L’armement des rebelles libyens,
qui a fait polémique lors de la
conférence de Londres, ne relève
plus désormais de l’éventualité. La
France, qui fut l’un des premier
pays à avoir proposé de donner un
coup de main militaire aux hommes du
CNT, est déjà passée à l’acte. Son
état-major a confirmé le parachutage
d’armes légères aux rebelles dans la
région du Djebel Nafusa, au sud de
Tripoli.
Ces révélations marqueront sans
doute un tournant dans le bourbier
libyen en ce sens qu’elles
consacrent de fait, l’extension –
hors Conseil de sécurité – de la
résolution 1973 pour couvrir la
fourniture d’armes aux rebelles. Le
quotidien français le Figaro, proche
de l’Elysée, qui a révélé
l’information citant «des sources
françaises haut placées», souligne
que la France a livré des
«lance-roquettes, des fusils
d’assaut, des mitrailleuses et
missiles antichars Milan».
Une source officieuse proche du
dossier cité par l’AFP soutient
également que la France avait fait
passer des armes via des
parachutages et par les frontières
terrestres avec des pays voisins. La
quantité avoisinerait les «quarante
tonnes d’armes» dont «quelques chars
légers». Les mêmes sources ajoutent
que la décision aurait été prise à
la suite d’une réunion mi-avril
entre le président français Nicolas
Sarkozy et le chef d’état-major des
rebelles libyens, le général
Abdelfatah Younès, accompagné
d’autres membres de la rébellion,
selon la même source.
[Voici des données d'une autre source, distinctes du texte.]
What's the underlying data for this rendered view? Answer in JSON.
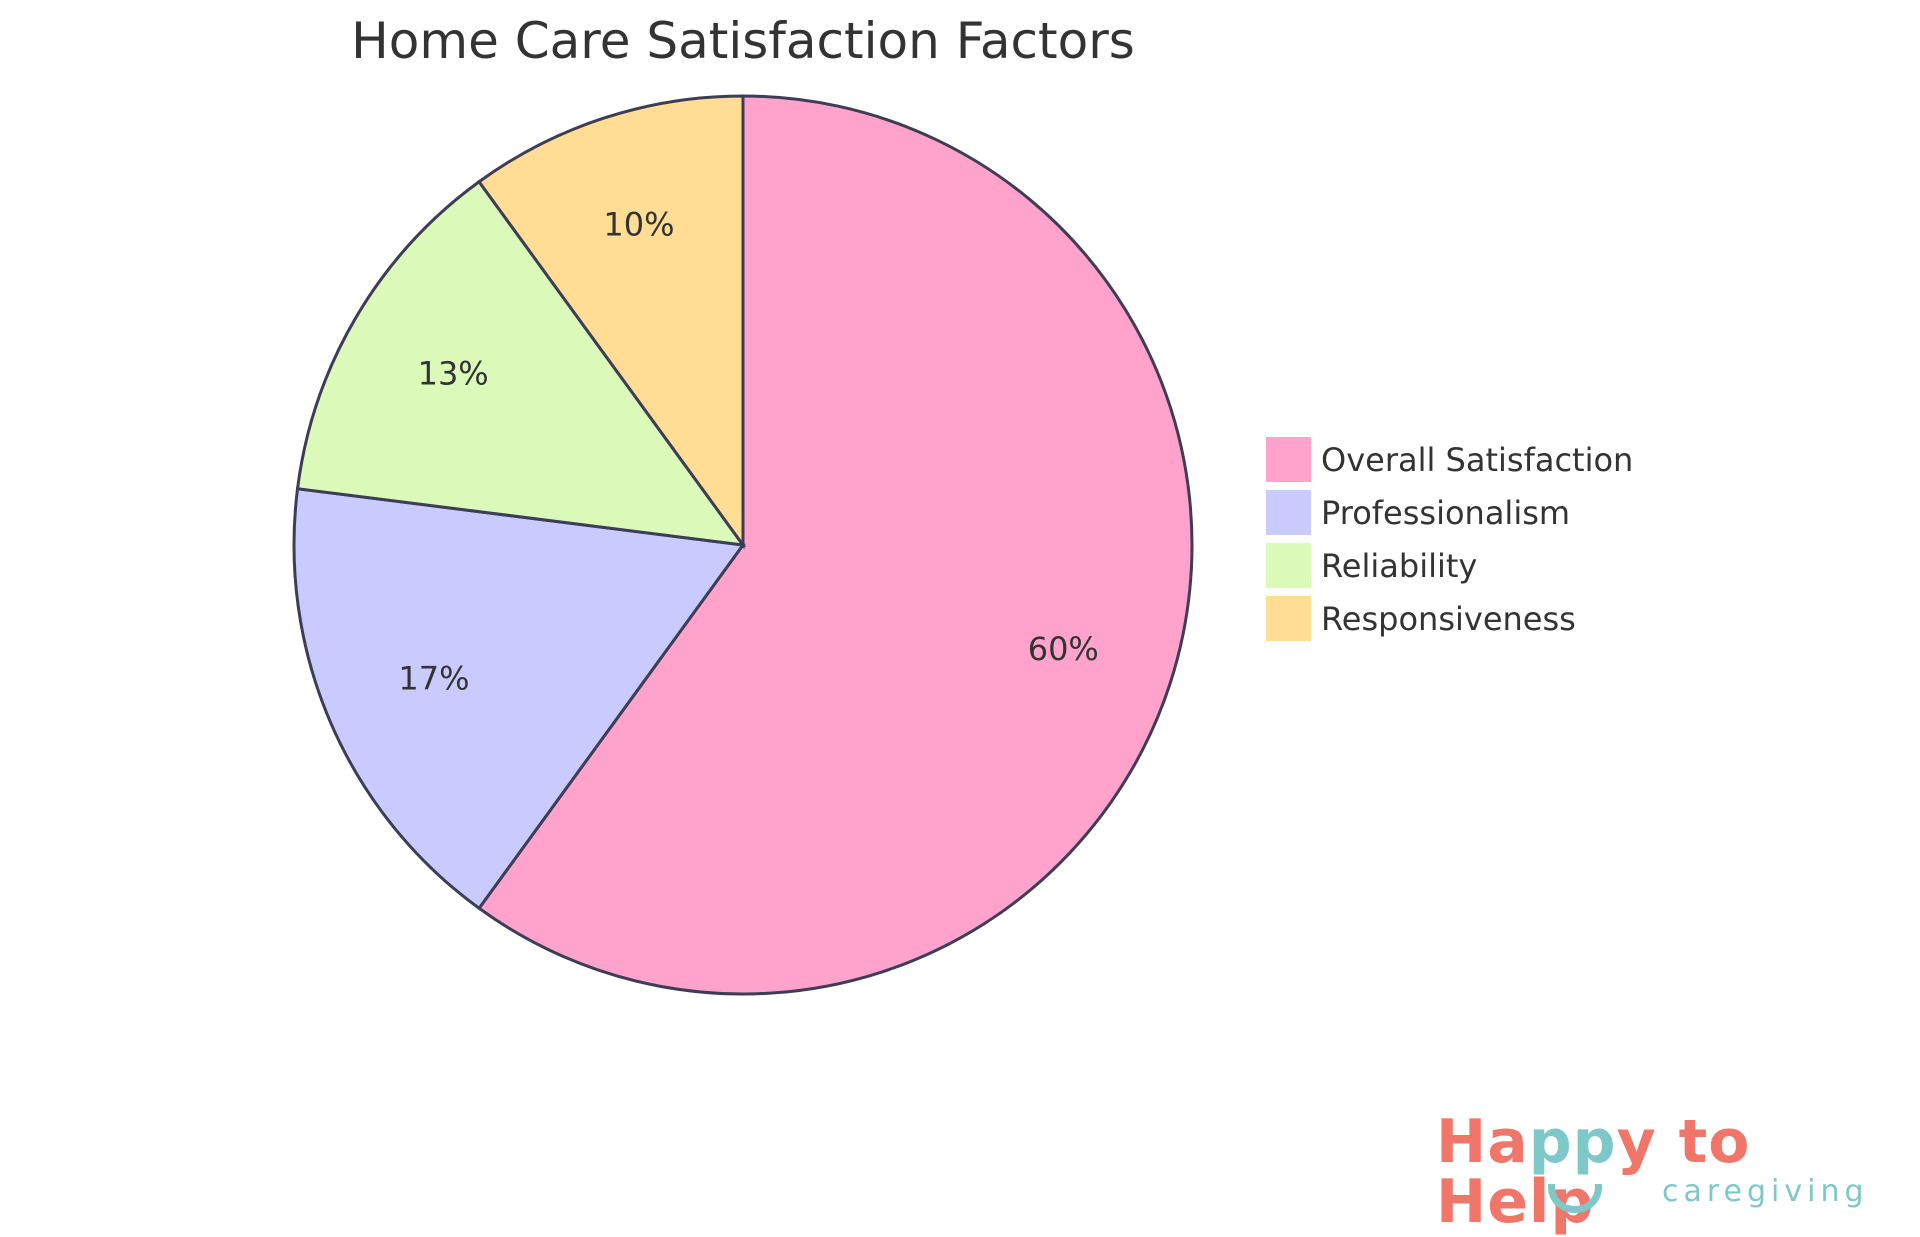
{
  "chart_data": {
    "type": "pie",
    "title": "Home Care Satisfaction Factors",
    "categories": [
      "Overall Satisfaction",
      "Professionalism",
      "Reliability",
      "Responsiveness"
    ],
    "values": [
      60,
      17,
      13,
      10
    ],
    "labels": [
      "60%",
      "17%",
      "13%",
      "10%"
    ],
    "colors": [
      "#ffa3cd",
      "#c9cbff",
      "#dbfab9",
      "#ffdd94"
    ],
    "stroke_color": "#3d3d55",
    "start": "top",
    "direction": "clockwise",
    "legend_placement": "right"
  },
  "logo": {
    "line1_a": "Ha",
    "line1_b": "pp",
    "line1_c": "y to Help",
    "line2": "caregiving",
    "colors": {
      "coral": "#ef7668",
      "teal": "#7ec8c9"
    }
  }
}
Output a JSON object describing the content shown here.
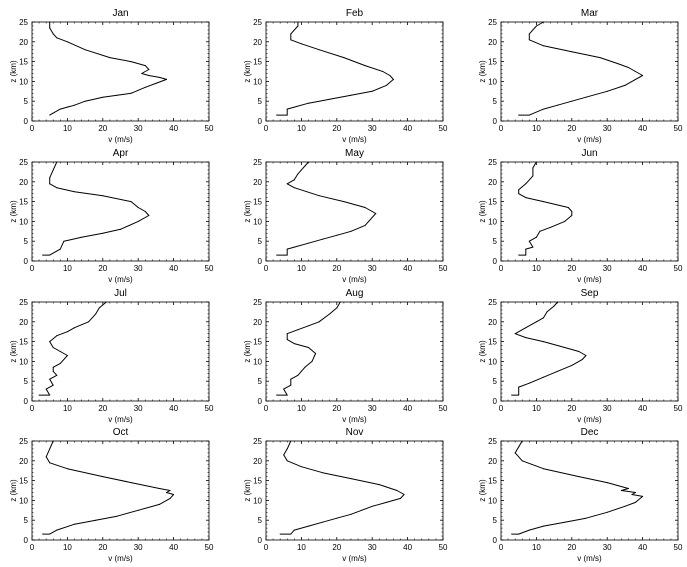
{
  "chart_data": [
    {
      "type": "line",
      "title": "Jan",
      "xlabel": "v (m/s)",
      "ylabel": "z (km)",
      "xlim": [
        0,
        50
      ],
      "ylim": [
        0,
        25
      ],
      "xticks": [
        "0",
        "10",
        "20",
        "30",
        "40",
        "50"
      ],
      "yticks": [
        "0",
        "5",
        "10",
        "15",
        "20",
        "25"
      ],
      "series": [
        {
          "x": [
            5,
            6,
            8,
            10,
            12,
            15,
            20,
            24,
            28,
            32,
            35,
            38,
            36,
            33,
            31,
            33,
            32,
            28,
            22,
            15,
            10,
            7,
            6,
            5,
            5
          ],
          "y": [
            1.5,
            2,
            3,
            3.5,
            4,
            5,
            6,
            6.5,
            7,
            8.5,
            9.5,
            10.5,
            11,
            11.5,
            12,
            13,
            14,
            15,
            16,
            18,
            20,
            21,
            22,
            23.5,
            25
          ]
        }
      ]
    },
    {
      "type": "line",
      "title": "Feb",
      "xlabel": "v (m/s)",
      "ylabel": "z (km)",
      "xlim": [
        0,
        50
      ],
      "ylim": [
        0,
        25
      ],
      "xticks": [
        "0",
        "10",
        "20",
        "30",
        "40",
        "50"
      ],
      "yticks": [
        "0",
        "5",
        "10",
        "15",
        "20",
        "25"
      ],
      "series": [
        {
          "x": [
            3,
            6,
            6,
            8,
            12,
            18,
            24,
            30,
            34,
            36,
            35,
            33,
            28,
            22,
            15,
            10,
            7,
            7,
            9,
            9
          ],
          "y": [
            1.5,
            1.5,
            3,
            3.5,
            4.5,
            5.5,
            6.5,
            7.5,
            9,
            10.5,
            11.5,
            12.5,
            14,
            16,
            18,
            19.5,
            20.5,
            22,
            24,
            25
          ]
        }
      ]
    },
    {
      "type": "line",
      "title": "Mar",
      "xlabel": "v (m/s)",
      "ylabel": "z (km)",
      "xlim": [
        0,
        50
      ],
      "ylim": [
        0,
        25
      ],
      "xticks": [
        "0",
        "10",
        "20",
        "30",
        "40",
        "50"
      ],
      "yticks": [
        "0",
        "5",
        "10",
        "15",
        "20",
        "25"
      ],
      "series": [
        {
          "x": [
            5,
            8,
            12,
            16,
            20,
            24,
            30,
            35,
            38,
            40,
            38,
            36,
            33,
            28,
            20,
            12,
            8,
            8,
            10,
            12
          ],
          "y": [
            1.5,
            1.5,
            3,
            4,
            5,
            6,
            7.5,
            9,
            10.5,
            11.5,
            12.5,
            13.5,
            14.5,
            16,
            17.5,
            19,
            20.5,
            22,
            24,
            25
          ]
        }
      ]
    },
    {
      "type": "line",
      "title": "Apr",
      "xlabel": "v (m/s)",
      "ylabel": "z (km)",
      "xlim": [
        0,
        50
      ],
      "ylim": [
        0,
        25
      ],
      "xticks": [
        "0",
        "10",
        "20",
        "30",
        "40",
        "50"
      ],
      "yticks": [
        "0",
        "5",
        "10",
        "15",
        "20",
        "25"
      ],
      "series": [
        {
          "x": [
            3,
            5,
            8,
            9,
            14,
            20,
            25,
            30,
            33,
            32,
            30,
            28,
            20,
            12,
            7,
            5,
            5,
            6,
            7
          ],
          "y": [
            1.5,
            1.5,
            3,
            5,
            6,
            7,
            8,
            10,
            11.5,
            12.5,
            13.5,
            15,
            16.5,
            17.5,
            18.5,
            19.5,
            21,
            23,
            25
          ]
        }
      ]
    },
    {
      "type": "line",
      "title": "May",
      "xlabel": "v (m/s)",
      "ylabel": "z (km)",
      "xlim": [
        0,
        50
      ],
      "ylim": [
        0,
        25
      ],
      "xticks": [
        "0",
        "10",
        "20",
        "30",
        "40",
        "50"
      ],
      "yticks": [
        "0",
        "5",
        "10",
        "15",
        "20",
        "25"
      ],
      "series": [
        {
          "x": [
            3,
            6,
            6,
            8,
            12,
            16,
            20,
            24,
            28,
            31,
            30,
            28,
            22,
            15,
            8,
            6,
            8,
            9,
            10,
            11,
            12
          ],
          "y": [
            1.5,
            1.5,
            3,
            3.5,
            4.5,
            5.5,
            6.5,
            7.5,
            9,
            12,
            12.5,
            13.5,
            15,
            16.5,
            18.5,
            19.5,
            20.5,
            22,
            23,
            24,
            25
          ]
        }
      ]
    },
    {
      "type": "line",
      "title": "Jun",
      "xlabel": "v (m/s)",
      "ylabel": "z (km)",
      "xlim": [
        0,
        50
      ],
      "ylim": [
        0,
        25
      ],
      "xticks": [
        "0",
        "10",
        "20",
        "30",
        "40",
        "50"
      ],
      "yticks": [
        "0",
        "5",
        "10",
        "15",
        "20",
        "25"
      ],
      "series": [
        {
          "x": [
            5,
            7,
            7,
            9,
            8,
            10,
            11,
            14,
            18,
            20,
            20,
            19,
            12,
            7,
            5,
            5,
            7,
            9,
            9,
            10
          ],
          "y": [
            1.5,
            1.5,
            3,
            3.5,
            5,
            6,
            7.5,
            8.5,
            10,
            11.5,
            12.5,
            13.5,
            15,
            16,
            17,
            18,
            19.5,
            21.5,
            23.5,
            25
          ]
        }
      ]
    },
    {
      "type": "line",
      "title": "Jul",
      "xlabel": "v (m/s)",
      "ylabel": "z (km)",
      "xlim": [
        0,
        50
      ],
      "ylim": [
        0,
        25
      ],
      "xticks": [
        "0",
        "10",
        "20",
        "30",
        "40",
        "50"
      ],
      "yticks": [
        "0",
        "5",
        "10",
        "15",
        "20",
        "25"
      ],
      "series": [
        {
          "x": [
            2,
            5,
            4,
            6,
            5,
            7,
            6,
            6,
            8,
            10,
            8,
            6,
            5,
            7,
            10,
            12,
            16,
            18,
            19,
            21
          ],
          "y": [
            1.5,
            1.5,
            3,
            4,
            5.5,
            6.5,
            7.5,
            8.5,
            9.5,
            11.5,
            12.5,
            13.5,
            15,
            16.5,
            17.5,
            18.5,
            20,
            22,
            23.5,
            25
          ]
        }
      ]
    },
    {
      "type": "line",
      "title": "Aug",
      "xlabel": "v (m/s)",
      "ylabel": "z (km)",
      "xlim": [
        0,
        50
      ],
      "ylim": [
        0,
        25
      ],
      "xticks": [
        "0",
        "10",
        "20",
        "30",
        "40",
        "50"
      ],
      "yticks": [
        "0",
        "5",
        "10",
        "15",
        "20",
        "25"
      ],
      "series": [
        {
          "x": [
            3,
            6,
            5,
            7,
            7,
            9,
            10,
            11,
            13,
            14,
            12,
            8,
            6,
            6,
            9,
            12,
            15,
            18,
            20,
            21
          ],
          "y": [
            1.5,
            1.5,
            3,
            4,
            5.5,
            6.5,
            7.5,
            8.5,
            10,
            12,
            13.5,
            14.5,
            15.5,
            17,
            18,
            19,
            20,
            22,
            23.5,
            25
          ]
        }
      ]
    },
    {
      "type": "line",
      "title": "Sep",
      "xlabel": "v (m/s)",
      "ylabel": "z (km)",
      "xlim": [
        0,
        50
      ],
      "ylim": [
        0,
        25
      ],
      "xticks": [
        "0",
        "10",
        "20",
        "30",
        "40",
        "50"
      ],
      "yticks": [
        "0",
        "5",
        "10",
        "15",
        "20",
        "25"
      ],
      "series": [
        {
          "x": [
            3,
            5,
            5,
            8,
            12,
            16,
            20,
            23,
            24,
            22,
            18,
            12,
            7,
            4,
            7,
            10,
            12,
            13,
            15,
            16
          ],
          "y": [
            1.5,
            1.5,
            3.5,
            4.5,
            6,
            7.5,
            9,
            10.5,
            11.5,
            12.5,
            13.5,
            15,
            16,
            17,
            18.5,
            20,
            21,
            22.5,
            24,
            25
          ]
        }
      ]
    },
    {
      "type": "line",
      "title": "Oct",
      "xlabel": "v (m/s)",
      "ylabel": "z (km)",
      "xlim": [
        0,
        50
      ],
      "ylim": [
        0,
        25
      ],
      "xticks": [
        "0",
        "10",
        "20",
        "30",
        "40",
        "50"
      ],
      "yticks": [
        "0",
        "5",
        "10",
        "15",
        "20",
        "25"
      ],
      "series": [
        {
          "x": [
            3,
            5,
            7,
            12,
            18,
            24,
            30,
            36,
            39,
            40,
            38,
            39,
            36,
            28,
            20,
            10,
            5,
            4,
            5,
            6
          ],
          "y": [
            1.5,
            1.5,
            2.5,
            4,
            5,
            6,
            7.5,
            9,
            10.5,
            11.5,
            12,
            12.5,
            13,
            14.5,
            16,
            18,
            19.5,
            21,
            23,
            25
          ]
        }
      ]
    },
    {
      "type": "line",
      "title": "Nov",
      "xlabel": "v (m/s)",
      "ylabel": "z (km)",
      "xlim": [
        0,
        50
      ],
      "ylim": [
        0,
        25
      ],
      "xticks": [
        "0",
        "10",
        "20",
        "30",
        "40",
        "50"
      ],
      "yticks": [
        "0",
        "5",
        "10",
        "15",
        "20",
        "25"
      ],
      "series": [
        {
          "x": [
            4,
            7,
            8,
            12,
            16,
            20,
            24,
            27,
            30,
            34,
            38,
            39,
            37,
            32,
            24,
            16,
            10,
            6,
            5,
            6,
            7
          ],
          "y": [
            1.5,
            1.5,
            2.5,
            3.5,
            4.5,
            5.5,
            6.5,
            7.5,
            8.5,
            9.5,
            10.5,
            11.5,
            12.5,
            14,
            15.5,
            17,
            18.5,
            20,
            21.5,
            23,
            25
          ]
        }
      ]
    },
    {
      "type": "line",
      "title": "Dec",
      "xlabel": "v (m/s)",
      "ylabel": "z (km)",
      "xlim": [
        0,
        50
      ],
      "ylim": [
        0,
        25
      ],
      "xticks": [
        "0",
        "10",
        "20",
        "30",
        "40",
        "50"
      ],
      "yticks": [
        "0",
        "5",
        "10",
        "15",
        "20",
        "25"
      ],
      "series": [
        {
          "x": [
            3,
            5,
            8,
            12,
            18,
            24,
            30,
            35,
            38,
            40,
            37,
            38,
            34,
            36,
            30,
            22,
            12,
            6,
            4,
            5,
            6
          ],
          "y": [
            1.5,
            1.5,
            2.5,
            3.5,
            4.5,
            5.5,
            7,
            8.5,
            9.5,
            11,
            11.5,
            12,
            12.5,
            13,
            14.5,
            16,
            18,
            20,
            22,
            23.5,
            25
          ]
        }
      ]
    }
  ]
}
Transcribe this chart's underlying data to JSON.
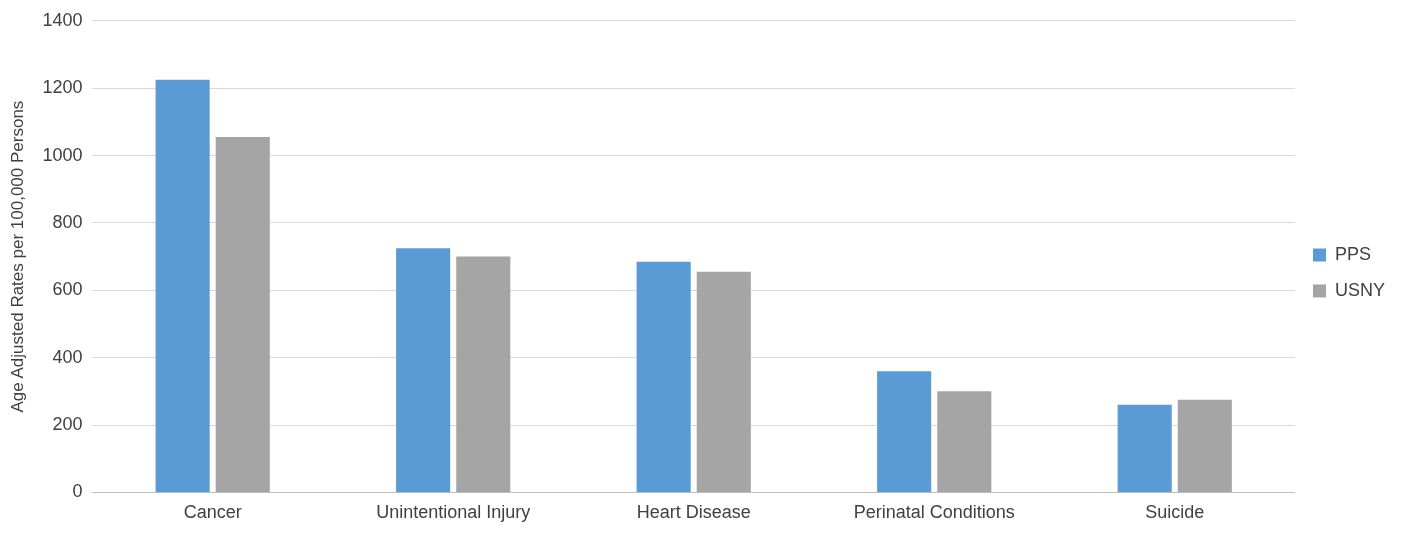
{
  "chart_data": {
    "type": "bar",
    "ylabel": "Age Adjusted Rates per 100,000 Persons",
    "categories": [
      "Cancer",
      "Unintentional Injury",
      "Heart Disease",
      "Perinatal Conditions",
      "Suicide"
    ],
    "series": [
      {
        "name": "PPS",
        "color": "#5b9bd5",
        "values": [
          1225,
          725,
          685,
          360,
          260
        ]
      },
      {
        "name": "USNY",
        "color": "#a5a5a5",
        "values": [
          1055,
          700,
          655,
          300,
          275
        ]
      }
    ],
    "ylim": [
      0,
      1400
    ],
    "yticks": [
      0,
      200,
      400,
      600,
      800,
      1000,
      1200,
      1400
    ],
    "grid": "y",
    "legend": "right"
  }
}
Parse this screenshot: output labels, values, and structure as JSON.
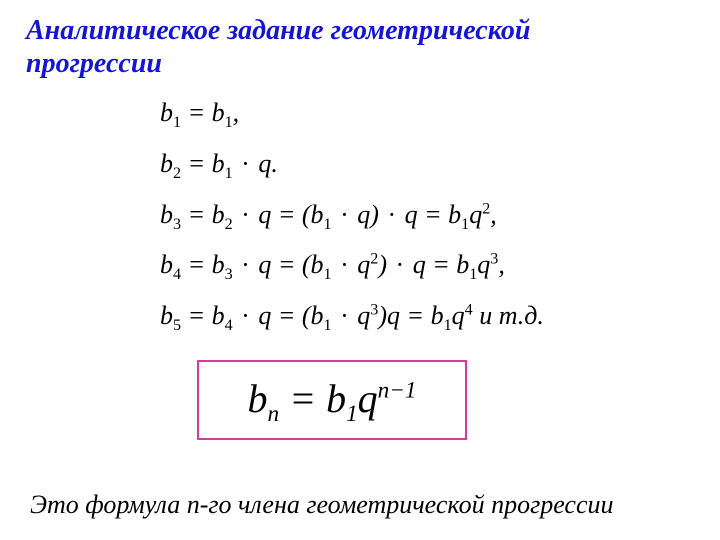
{
  "title": {
    "text": "Аналитическое задание геометрической прогрессии",
    "color": "#1414d4",
    "fontsize": 28
  },
  "derivation": {
    "color": "#000000",
    "fontsize": 26,
    "rows": {
      "r1": {
        "lhs_var": "b",
        "lhs_sub": "1",
        "eq": " = ",
        "rhs_var": "b",
        "rhs_sub": "1",
        "tail": ","
      },
      "r2": {
        "lhs_var": "b",
        "lhs_sub": "2",
        "eq": " = ",
        "rhs_var": "b",
        "rhs_sub": "1",
        "dot": " · ",
        "q": "q",
        "tail": "."
      },
      "r3": {
        "lhs_var": "b",
        "lhs_sub": "3",
        "eq": " = ",
        "a_var": "b",
        "a_sub": "2",
        "dot1": " · ",
        "q1": "q",
        "eq2": " = (",
        "b_var": "b",
        "b_sub": "1",
        "dot2": " · ",
        "q2": "q",
        "close": ")",
        "dot3": " · ",
        "q3": "q",
        "eq3": " = ",
        "c_var": "b",
        "c_sub": "1",
        "q4": "q",
        "sup": "2",
        "tail": ","
      },
      "r4": {
        "lhs_var": "b",
        "lhs_sub": "4",
        "eq": " = ",
        "a_var": "b",
        "a_sub": "3",
        "dot1": " · ",
        "q1": "q",
        "eq2": " = (",
        "b_var": "b",
        "b_sub": "1",
        "dot2": " · ",
        "q2": "q",
        "sup_in": "2",
        "close": ")",
        "dot3": " · ",
        "q3": "q",
        "eq3": " = ",
        "c_var": "b",
        "c_sub": "1",
        "q4": "q",
        "sup": "3",
        "tail": ","
      },
      "r5": {
        "lhs_var": "b",
        "lhs_sub": "5",
        "eq": " = ",
        "a_var": "b",
        "a_sub": "4",
        "dot1": " · ",
        "q1": "q",
        "eq2": " = (",
        "b_var": "b",
        "b_sub": "1",
        "dot2": " · ",
        "q2": "q",
        "sup_in": "3",
        "close": ")",
        "q3": "q",
        "eq3": " = ",
        "c_var": "b",
        "c_sub": "1",
        "q4": "q",
        "sup": "4",
        "extra": "   и   т.д."
      }
    }
  },
  "formula": {
    "border_color": "#d23ca0",
    "fontsize": 40,
    "b": "b",
    "n_sub": "n",
    "eq": " = ",
    "b1": "b",
    "one_sub": "1",
    "q": "q",
    "exp": "n−1"
  },
  "caption": {
    "text": "Это формула n-го члена геометрической прогрессии",
    "fontsize": 26,
    "color": "#000000"
  }
}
Le Figaro cite
une «source française haut placée»
affirmant qu’«il n’y avait aucune
autre façon de procéder», et
explique ces largages d’armes par la
volonté de Paris de donner un coup
de pouce à la rébellion sur ce front
sud. Il ajoute que l’armée française
dispose d’un système «très
performant et très précis de
parachutage et qu’elle a agi sans
l’appui de ses alliés», en
particulier la Grande-Bretagne.
Paris et Londres furent à l’origine
d’une intervention militaire
déclenchée le 19 mars pour stopper
les troupes de Mouammar El Gueddafi
qui étaient sur le point de
reprendre Benghazi (est), deuxième
ville du pays et fief de la
rébellion. Mais trois mois après son
lancement, la coalition, désormais
conduite par l’OTAN, paraît
s’enliser et ne parvient pas à faire
partir le dirigeant libyen.
La guerre par procuration
Ce largage d’armes est donc
destiné à prêter main-forte aux
rebelles qui ont du mal à repousser
les troupes d’El Gueddafi pour
foncer vers Tripoli. Signe que les
armes de la France ont donné un bon
coup de main aux rebelles, le Figaro
dit avoir pu consulter une carte de
la Direction générale de la sécurité
extérieure (DGSE), les services de
renseignements français, montrant
que plusieurs localités de la région
sont passées récemment aux mains des
rebelles. Il s’agit de Nalout, Tiji,
Al Jawsh, Shakshuk et Yafran.
Concrètement, la France est en train
de faire la guerre par procuration
en Libye à l’ombre du Conseil de
sécurité et de l’OTAN encore rétifs
à un engagement militaire.
Londres tacle gentiment
Paris
Ce qui risque de compliquer un
peu plus l’équation et donner du
grain à moudre à ceux, nombreux,
notamment l’Union africaine, qui
dénoncent le dérapage de l’OTAN de
la protection des civiles à des
bombardements meurtriers.
Curieusement le coupe
franco-britannique a assumé le même
jour avoir agi en dehors du
parapluie onusien et atlantique. Le
chef de la diplomatie britannique,
William Hague, a reconnu hier que
son pays avait accordé au Conseil
national de transition (CNT), la
somme de 100 millions de dollars (70
millions d’euros) dans le cadre d’un
fonds de soutien spécial. «La
semaine dernière, ils ont reçu les
100 premiers millions de dollars de
dons internationaux pour payer les
salaires et acheter du carburant,
par l’intermédiaire du mécanisme de
financement temporaire mis en place
par le groupe de contact», a-t-il
révélé devant la Chambre des
communes. Pour autant, Londres a
exclu l’envoi d’armes en Libye.
«Non, la Grande-Bretagne n’envisage
pas de fournir des armes à
l’opposition en Libye. Nous pensons
que cela soulève un certain nombre
de questions, à commencer par la
résolution des Nations unies
(autorisant l’intervention en Libye,
ndlr), même si dans certaines
circonstances cela pourrait être
justifié», a déclaré le secrétaire
d’Etat britannique à la Défense,
Gerald Howarth, lors d’une
conférence à Bruxelles. Voilà qui
place la France dans une bien
mauvaise posture. D’ailleurs la DGSE
interrogée par l’AFP a rappelé
qu’elle ne faisait «jamais de
commentaire sur ses opérations
réelles ou supposées». Le ministre
français des Affaires étrangères,
Alain Juppé, n’a pas souhaité lui
non plus commenter ces informations.
Il est vrai que cette politique de
cavalier seul de la France paraît
indéfendable.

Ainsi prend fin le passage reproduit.